El operativo tuvo lugar este martes 25 de noviembre en el barrio La Puntilla de Amaicha del Valle. Los policías estaban llevando a cabo tareas de "huellaje y búsqueda de animales equinos" en el marco de una causa por abigeato (robo de ganado) cuando se toparon con el cultivo oculto.
El descubrimiento se produjo en un canal de riego en desuso, donde el personal policial advirtió la presencia de macetas improvisadas y vasijas con plantas que, por su "aroma y características morfológicas", fueron identificadas como Cannabis Sativa.
- Elementos Secuestrados: La intervención resultó en el secuestro de 17 macetas artesanales con plantas de marihuana que medían entre 5 y 30 centímetros, junto con 19 vasos que contenían brotes de la misma especie.
La Unidad Fiscal de Narcomenudeo de Concepción dispuso el secuestro de la evidencia y solicitó la participación de la División Drogas Peligrosas para realizar la correspondiente prueba de campo, dando curso a la causa penal bajo la Ley 23.737.
El Absurdo de la Criminalización y el Costo de la Ley 23.737
Este tipo de operativos, enmarcados en la vetusta y punitiva Ley 23.737, exponen el absurdo de la criminalización del autocultivo en Argentina. Las plantas secuestradas, de apenas 5 a 30 centímetros, estaban en período de vegetación, lo que significa que no son psicoactivas. Incluso si hubieran estado en floración, el principal cannabinoide presente sería el THCA (ácido tetrahidrocannabinólico), el cual no es psicoactivo y debe ser "descarboxilado" (es decir, calentado, como al fumar o cocinar) para activar sus efectos.
Lo más noble de esta práctica es su fin: la mayoría de estos cultivos domésticos tienen como objetivo la producción de medicina propia. Cada secuestro de este tipo genera una causa penal que demanda recursos policiales, judiciales y estatales, que no son gratuitos para el Estado y que, en última instancia, solo persiguen a ciudadanos que buscan una mejor calidad de vida a través de su propia medicina.

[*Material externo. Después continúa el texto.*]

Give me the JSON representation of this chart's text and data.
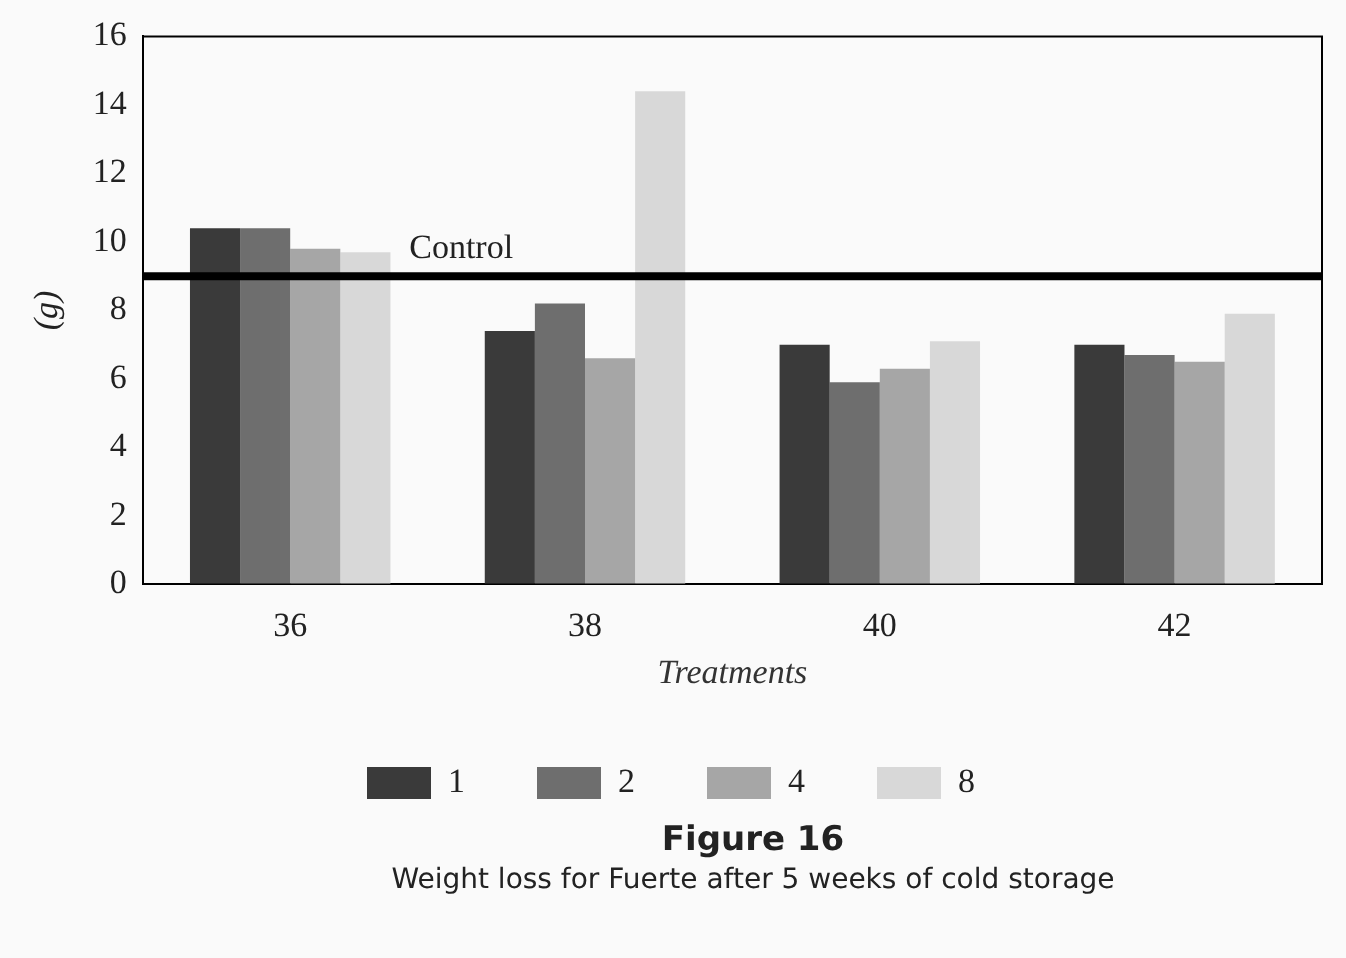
{
  "chart_data": {
    "type": "bar",
    "title": "Figure 16",
    "subtitle": "Weight loss for Fuerte after 5 weeks of cold storage",
    "xlabel": "Treatments",
    "ylabel": "(g)",
    "categories": [
      "36",
      "38",
      "40",
      "42"
    ],
    "series": [
      {
        "name": "1",
        "color": "#3a3a3a",
        "values": [
          10.4,
          7.4,
          7.0,
          7.0
        ]
      },
      {
        "name": "2",
        "color": "#6e6e6e",
        "values": [
          10.4,
          8.2,
          5.9,
          6.7
        ]
      },
      {
        "name": "4",
        "color": "#a6a6a6",
        "values": [
          9.8,
          6.6,
          6.3,
          6.5
        ]
      },
      {
        "name": "8",
        "color": "#d8d8d8",
        "values": [
          9.7,
          14.4,
          7.1,
          7.9
        ]
      }
    ],
    "ylim": [
      0,
      16
    ],
    "yticks": [
      0,
      2,
      4,
      6,
      8,
      10,
      12,
      14,
      16
    ],
    "grid": false,
    "legend": "bottom",
    "ref_lines": [
      {
        "axis": "y",
        "value": 9.0,
        "label": "Control",
        "color": "#000000"
      }
    ]
  }
}
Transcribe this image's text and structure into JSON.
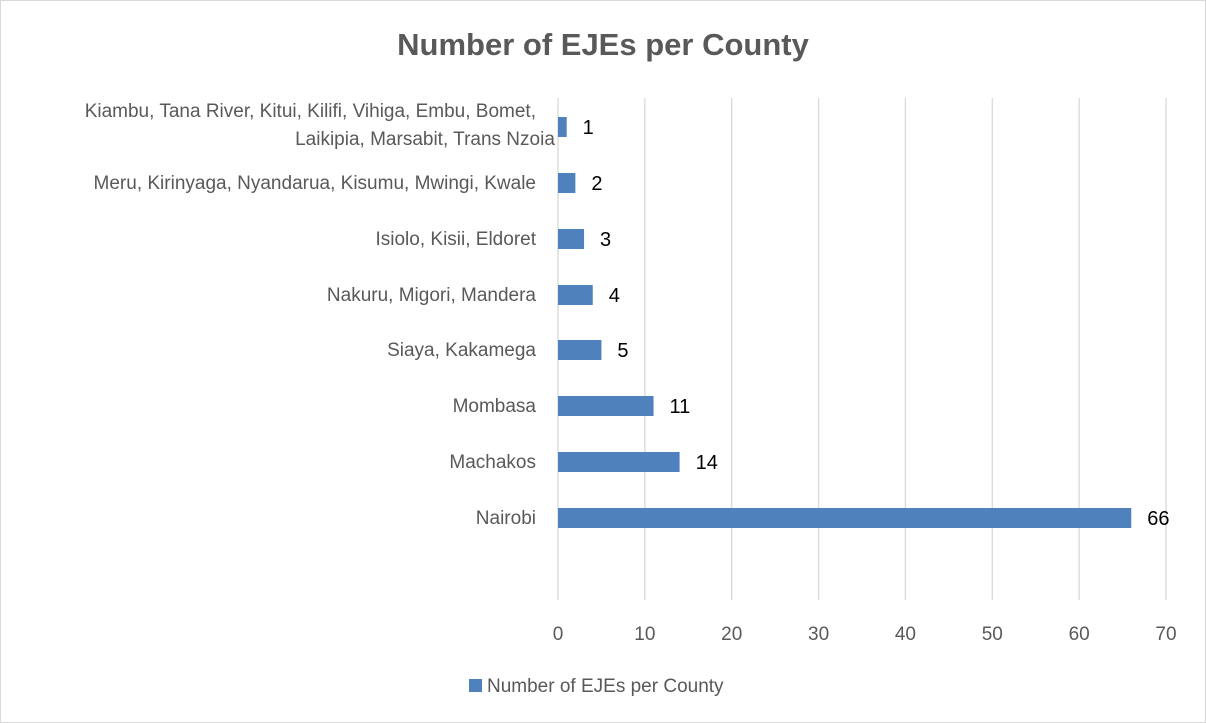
{
  "chart_data": {
    "type": "bar",
    "orientation": "horizontal",
    "title": "Number of EJEs per County",
    "categories": [
      [
        "Kiambu, Tana River, Kitui, Kilifi, Vihiga, Embu, Bomet,",
        "Laikipia, Marsabit, Trans Nzoia"
      ],
      [
        "Meru, Kirinyaga, Nyandarua, Kisumu, Mwingi, Kwale"
      ],
      [
        "Isiolo, Kisii, Eldoret"
      ],
      [
        "Nakuru, Migori, Mandera"
      ],
      [
        "Siaya, Kakamega"
      ],
      [
        "Mombasa"
      ],
      [
        "Machakos"
      ],
      [
        "Nairobi"
      ]
    ],
    "series": [
      {
        "name": "Number of EJEs per County",
        "values": [
          1,
          2,
          3,
          4,
          5,
          11,
          14,
          66
        ],
        "color": "#4f81bd"
      }
    ],
    "xlim": [
      0,
      70
    ],
    "xticks": [
      0,
      10,
      20,
      30,
      40,
      50,
      60,
      70
    ],
    "xlabel": "",
    "ylabel": "",
    "grid": "vertical",
    "legend": "bottom",
    "data_labels": true
  }
}
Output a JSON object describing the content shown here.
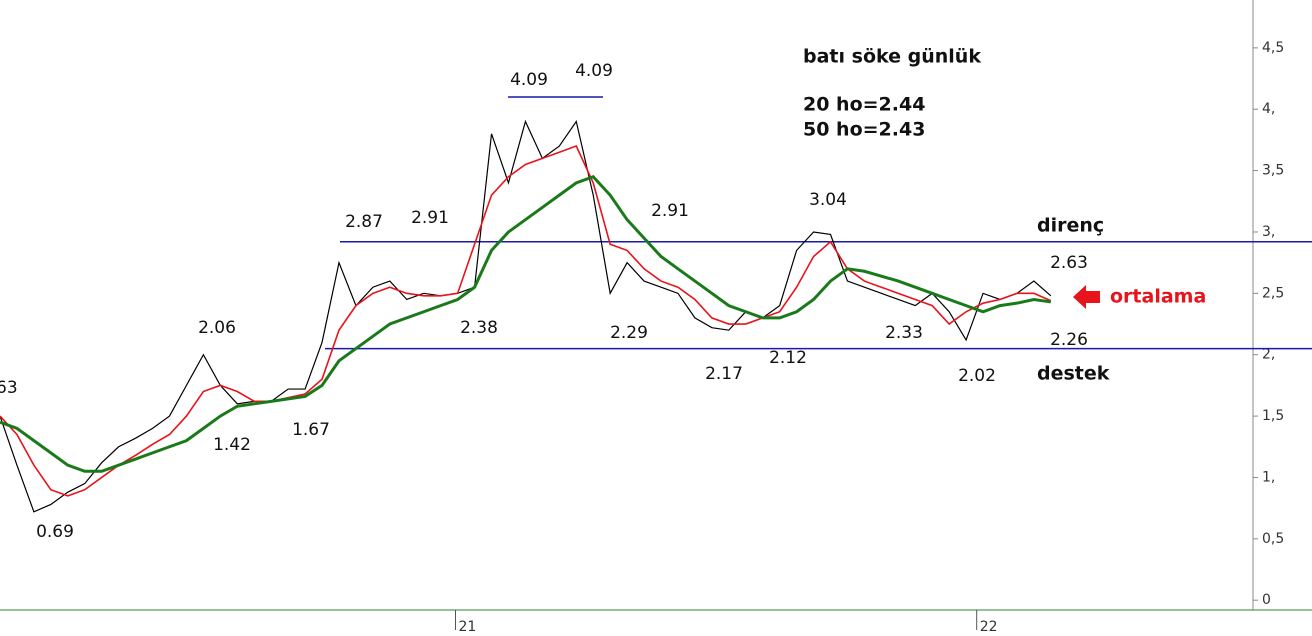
{
  "chart_data": {
    "type": "line",
    "title": "batı söke günlük",
    "subtitle": [
      "20 ho=2.44",
      "50 ho=2.43"
    ],
    "x": [
      0,
      8,
      16,
      24,
      32,
      40,
      48,
      56,
      64,
      72,
      80,
      88,
      96,
      104,
      112,
      120,
      128,
      136,
      144,
      152,
      160,
      168,
      176,
      184,
      192,
      200,
      208,
      216,
      224,
      232,
      240,
      248,
      256,
      264,
      272,
      280,
      288,
      296,
      304,
      312,
      320,
      328,
      336,
      344,
      352,
      360,
      368,
      376,
      384,
      392,
      400,
      408,
      416,
      424,
      432,
      440,
      448,
      456,
      464,
      472,
      480,
      488,
      496
    ],
    "series": [
      {
        "color": "#000000",
        "values": [
          1.5,
          1.1,
          0.72,
          0.78,
          0.88,
          0.95,
          1.12,
          1.25,
          1.32,
          1.4,
          1.5,
          1.75,
          2.0,
          1.75,
          1.6,
          1.62,
          1.62,
          1.72,
          1.72,
          2.1,
          2.75,
          2.4,
          2.55,
          2.6,
          2.45,
          2.5,
          2.48,
          2.5,
          2.55,
          3.8,
          3.4,
          3.9,
          3.6,
          3.7,
          3.9,
          3.3,
          2.5,
          2.75,
          2.6,
          2.55,
          2.5,
          2.3,
          2.22,
          2.2,
          2.35,
          2.3,
          2.4,
          2.85,
          3.0,
          2.98,
          2.6,
          2.55,
          2.5,
          2.45,
          2.4,
          2.5,
          2.35,
          2.12,
          2.5,
          2.45,
          2.5,
          2.6,
          2.48
        ]
      },
      {
        "color": "#e8141b",
        "values": [
          1.5,
          1.35,
          1.1,
          0.9,
          0.85,
          0.9,
          1.0,
          1.1,
          1.18,
          1.27,
          1.35,
          1.5,
          1.7,
          1.75,
          1.7,
          1.62,
          1.62,
          1.65,
          1.68,
          1.8,
          2.2,
          2.4,
          2.5,
          2.55,
          2.5,
          2.48,
          2.48,
          2.5,
          2.9,
          3.3,
          3.45,
          3.55,
          3.6,
          3.65,
          3.7,
          3.4,
          2.9,
          2.85,
          2.7,
          2.6,
          2.55,
          2.45,
          2.3,
          2.25,
          2.25,
          2.3,
          2.35,
          2.55,
          2.8,
          2.92,
          2.7,
          2.6,
          2.55,
          2.5,
          2.45,
          2.4,
          2.25,
          2.35,
          2.42,
          2.45,
          2.5,
          2.5,
          2.44
        ]
      },
      {
        "color": "#1a7a1a",
        "values": [
          1.45,
          1.4,
          1.3,
          1.2,
          1.1,
          1.05,
          1.05,
          1.1,
          1.15,
          1.2,
          1.25,
          1.3,
          1.4,
          1.5,
          1.58,
          1.6,
          1.62,
          1.64,
          1.66,
          1.75,
          1.95,
          2.05,
          2.15,
          2.25,
          2.3,
          2.35,
          2.4,
          2.45,
          2.55,
          2.85,
          3.0,
          3.1,
          3.2,
          3.3,
          3.4,
          3.45,
          3.3,
          3.1,
          2.95,
          2.8,
          2.7,
          2.6,
          2.5,
          2.4,
          2.35,
          2.3,
          2.3,
          2.35,
          2.45,
          2.6,
          2.7,
          2.68,
          2.64,
          2.6,
          2.55,
          2.5,
          2.45,
          2.4,
          2.35,
          2.4,
          2.42,
          2.45,
          2.43
        ]
      }
    ],
    "xlim": [
      0,
      590
    ],
    "xticks": [
      {
        "value": 215,
        "label": "21"
      },
      {
        "value": 461,
        "label": "22"
      }
    ],
    "ylim": [
      -0.08,
      4.89
    ],
    "yticks": [
      0,
      {
        "value": 0.5,
        "label": "0,5"
      },
      {
        "value": 1,
        "label": "1,"
      },
      {
        "value": 1.5,
        "label": "1,5"
      },
      {
        "value": 2,
        "label": "2,"
      },
      {
        "value": 2.5,
        "label": "2,5"
      },
      {
        "value": 3,
        "label": "3,"
      },
      {
        "value": 3.5,
        "label": "3,5"
      },
      {
        "value": 4,
        "label": "4,"
      },
      {
        "value": 4.5,
        "label": "4,5"
      }
    ],
    "levels": [
      {
        "name": "direnç",
        "value": 2.92
      },
      {
        "name": "destek",
        "value": 2.05
      }
    ],
    "annotations": [
      "63",
      "0.69",
      "2.06",
      "1.42",
      "1.67",
      "2.87",
      "2.91",
      "2.38",
      "4.09",
      "4.09",
      "2.29",
      "2.91",
      "2.17",
      "2.12",
      "3.04",
      "2.33",
      "2.02",
      "2.63",
      "2.26"
    ],
    "marker_label": "ortalama"
  }
}
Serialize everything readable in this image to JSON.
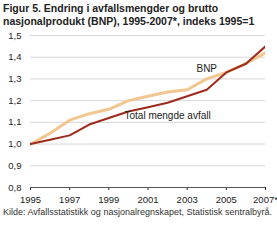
{
  "chart_data": {
    "type": "line",
    "title": "Figur 5. Endring i avfallsmengder og brutto nasjonalprodukt (BNP), 1995-2007*, indeks 1995=1",
    "source": "Kilde: Avfallsstatistikk og nasjonalregnskapet, Statistisk sentralbyrå.",
    "x": [
      1995,
      1996,
      1997,
      1998,
      1999,
      2000,
      2001,
      2002,
      2003,
      2004,
      2005,
      2006,
      2007
    ],
    "series": [
      {
        "name": "BNP",
        "color": "#f2c68f",
        "values": [
          1.0,
          1.05,
          1.11,
          1.14,
          1.16,
          1.2,
          1.22,
          1.24,
          1.25,
          1.3,
          1.33,
          1.37,
          1.42
        ]
      },
      {
        "name": "Total mengde avfall",
        "color": "#9e2a1c",
        "values": [
          1.0,
          1.02,
          1.04,
          1.09,
          1.12,
          1.15,
          1.17,
          1.19,
          1.22,
          1.25,
          1.33,
          1.37,
          1.45
        ]
      }
    ],
    "xlim": [
      1995,
      2007
    ],
    "xticks": [
      1995,
      1997,
      1999,
      2001,
      2003,
      2005,
      {
        "value": 2007,
        "label": "2007*"
      }
    ],
    "ylim": [
      0.8,
      1.5
    ],
    "yticks": [
      {
        "value": 0.8,
        "label": "0,8"
      },
      {
        "value": 0.9,
        "label": "0,9"
      },
      {
        "value": 1.0,
        "label": "1,0"
      },
      {
        "value": 1.1,
        "label": "1,1"
      },
      {
        "value": 1.2,
        "label": "1,2"
      },
      {
        "value": 1.3,
        "label": "1,3"
      },
      {
        "value": 1.4,
        "label": "1,4"
      },
      {
        "value": 1.5,
        "label": "1,5"
      }
    ],
    "grid": true
  }
}
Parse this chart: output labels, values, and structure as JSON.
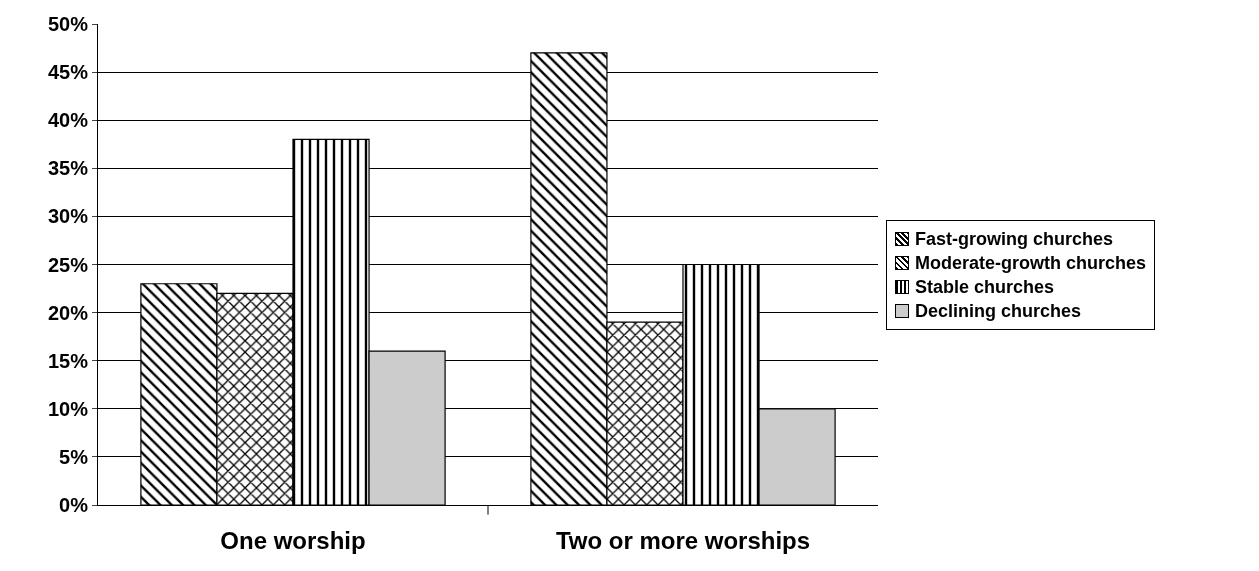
{
  "chart_data": {
    "type": "bar",
    "categories": [
      "One worship",
      "Two or more worships"
    ],
    "series": [
      {
        "name": "Fast-growing churches",
        "color": "#000000",
        "values": [
          23,
          47
        ]
      },
      {
        "name": "Moderate-growth churches",
        "color": "#000000",
        "values": [
          22,
          19
        ]
      },
      {
        "name": "Stable churches",
        "color": "#000000",
        "values": [
          38,
          25
        ]
      },
      {
        "name": "Declining churches",
        "color": "#cccccc",
        "values": [
          16,
          10
        ]
      }
    ],
    "ylim": [
      0,
      50
    ],
    "yticks": [
      {
        "value": 0,
        "label": "0%"
      },
      {
        "value": 5,
        "label": "5%"
      },
      {
        "value": 10,
        "label": "10%"
      },
      {
        "value": 15,
        "label": "15%"
      },
      {
        "value": 20,
        "label": "20%"
      },
      {
        "value": 25,
        "label": "25%"
      },
      {
        "value": 30,
        "label": "30%"
      },
      {
        "value": 35,
        "label": "35%"
      },
      {
        "value": 40,
        "label": "40%"
      },
      {
        "value": 45,
        "label": "45%"
      },
      {
        "value": 50,
        "label": "50%"
      }
    ],
    "grid": "y",
    "legend": "right"
  }
}
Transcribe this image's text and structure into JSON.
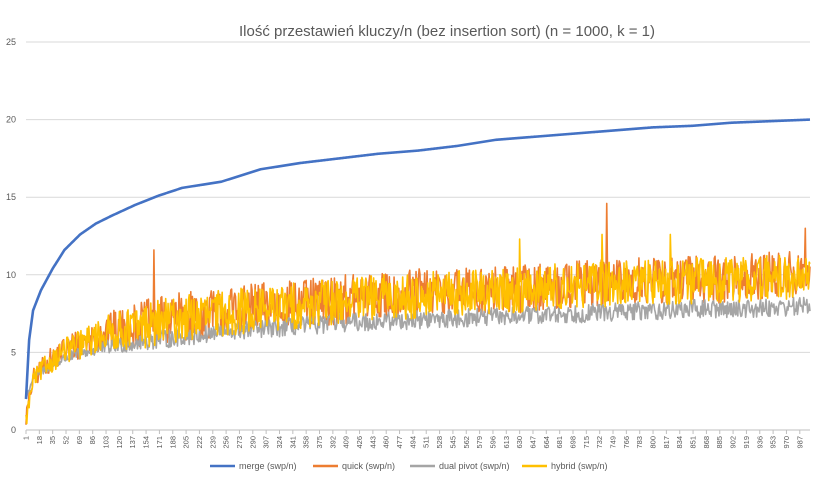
{
  "chart_data": {
    "type": "line",
    "title": "Ilość przestawień kluczy/n (bez insertion sort) (n = 1000, k = 1)",
    "xlabel": "",
    "ylabel": "",
    "xlim": [
      1,
      1000
    ],
    "ylim": [
      0,
      25
    ],
    "yticks": [
      0,
      5,
      10,
      15,
      20,
      25
    ],
    "xtick_labels": [
      "1",
      "18",
      "35",
      "52",
      "69",
      "86",
      "103",
      "120",
      "137",
      "154",
      "171",
      "188",
      "205",
      "222",
      "239",
      "256",
      "273",
      "290",
      "307",
      "324",
      "341",
      "358",
      "375",
      "392",
      "409",
      "426",
      "443",
      "460",
      "477",
      "494",
      "511",
      "528",
      "545",
      "562",
      "579",
      "596",
      "613",
      "630",
      "647",
      "664",
      "681",
      "698",
      "715",
      "732",
      "749",
      "766",
      "783",
      "800",
      "817",
      "834",
      "851",
      "868",
      "885",
      "902",
      "919",
      "936",
      "953",
      "970",
      "987"
    ],
    "grid": true,
    "legend_position": "bottom",
    "series": [
      {
        "name": "merge (swp/n)",
        "color": "#4472c4",
        "x": [
          1,
          5,
          10,
          20,
          35,
          50,
          70,
          90,
          110,
          140,
          170,
          200,
          250,
          300,
          350,
          400,
          450,
          500,
          550,
          600,
          650,
          700,
          750,
          800,
          850,
          900,
          950,
          1000
        ],
        "y": [
          2.0,
          5.8,
          7.7,
          9.0,
          10.4,
          11.6,
          12.6,
          13.3,
          13.8,
          14.5,
          15.1,
          15.6,
          16.0,
          16.8,
          17.2,
          17.5,
          17.8,
          18.0,
          18.3,
          18.7,
          18.9,
          19.1,
          19.3,
          19.5,
          19.6,
          19.8,
          19.9,
          20.0
        ]
      },
      {
        "name": "quick (swp/n)",
        "color": "#ed7d31",
        "x": [
          1,
          10,
          25,
          50,
          75,
          100,
          150,
          200,
          250,
          300,
          350,
          400,
          450,
          500,
          550,
          600,
          650,
          700,
          750,
          800,
          850,
          900,
          950,
          1000
        ],
        "y": [
          0.8,
          3.3,
          4.2,
          5.2,
          5.7,
          6.3,
          6.8,
          7.3,
          7.6,
          7.9,
          8.1,
          8.4,
          8.6,
          8.8,
          8.9,
          9.0,
          9.2,
          9.4,
          9.5,
          9.6,
          9.7,
          9.8,
          9.9,
          10.0
        ],
        "noise_amplitude": 1.6,
        "spikes": [
          {
            "x": 164,
            "y": 11.6
          },
          {
            "x": 741,
            "y": 14.6
          },
          {
            "x": 994,
            "y": 13.0
          }
        ]
      },
      {
        "name": "dual pivot (swp/n)",
        "color": "#a5a5a5",
        "x": [
          1,
          10,
          25,
          50,
          75,
          100,
          150,
          200,
          250,
          300,
          350,
          400,
          450,
          500,
          550,
          600,
          650,
          700,
          750,
          800,
          850,
          900,
          950,
          1000
        ],
        "y": [
          2.0,
          3.4,
          3.9,
          4.6,
          5.0,
          5.3,
          5.7,
          6.0,
          6.3,
          6.5,
          6.7,
          6.9,
          7.0,
          7.1,
          7.2,
          7.3,
          7.4,
          7.5,
          7.6,
          7.7,
          7.8,
          7.8,
          7.9,
          8.0
        ],
        "noise_amplitude": 0.6
      },
      {
        "name": "hybrid (swp/n)",
        "color": "#ffc000",
        "x": [
          1,
          10,
          25,
          50,
          75,
          100,
          150,
          200,
          250,
          300,
          350,
          400,
          450,
          500,
          550,
          600,
          650,
          700,
          750,
          800,
          850,
          900,
          950,
          1000
        ],
        "y": [
          0.6,
          3.2,
          4.1,
          5.1,
          5.6,
          6.2,
          6.7,
          7.2,
          7.5,
          7.8,
          8.0,
          8.3,
          8.5,
          8.7,
          8.8,
          8.9,
          9.1,
          9.3,
          9.4,
          9.5,
          9.6,
          9.7,
          9.8,
          9.9
        ],
        "noise_amplitude": 1.5,
        "spikes": [
          {
            "x": 630,
            "y": 12.3
          },
          {
            "x": 735,
            "y": 12.6
          },
          {
            "x": 822,
            "y": 12.6
          }
        ]
      }
    ]
  }
}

Estamos complicados. Este caso, al igual que los miles que siguen existiendo a pesar de la Ley de Cannabis Medicinal (27.350), demuestra que la lucha por el acceso seguro y legal no está ganada. Por ello, mientras se logra la despenalización total, es crucial promover capacitaciones sobre el autocultivo en el marco legal vigente (Reprocann), asegurando que los usuarios se ciñan a la cantidad de plantas permitidas y produzcan cannabis sin exceder los límites regulatorios. Es fundamental que la comunidad se organice, se eduque y se mantenga dentro de la ley para no dar argumentos a quienes buscan criminalizar esta práctica agrícola. La ley 23.737 debe ser modificada inmediatamente para despenalizar el cultivo personal.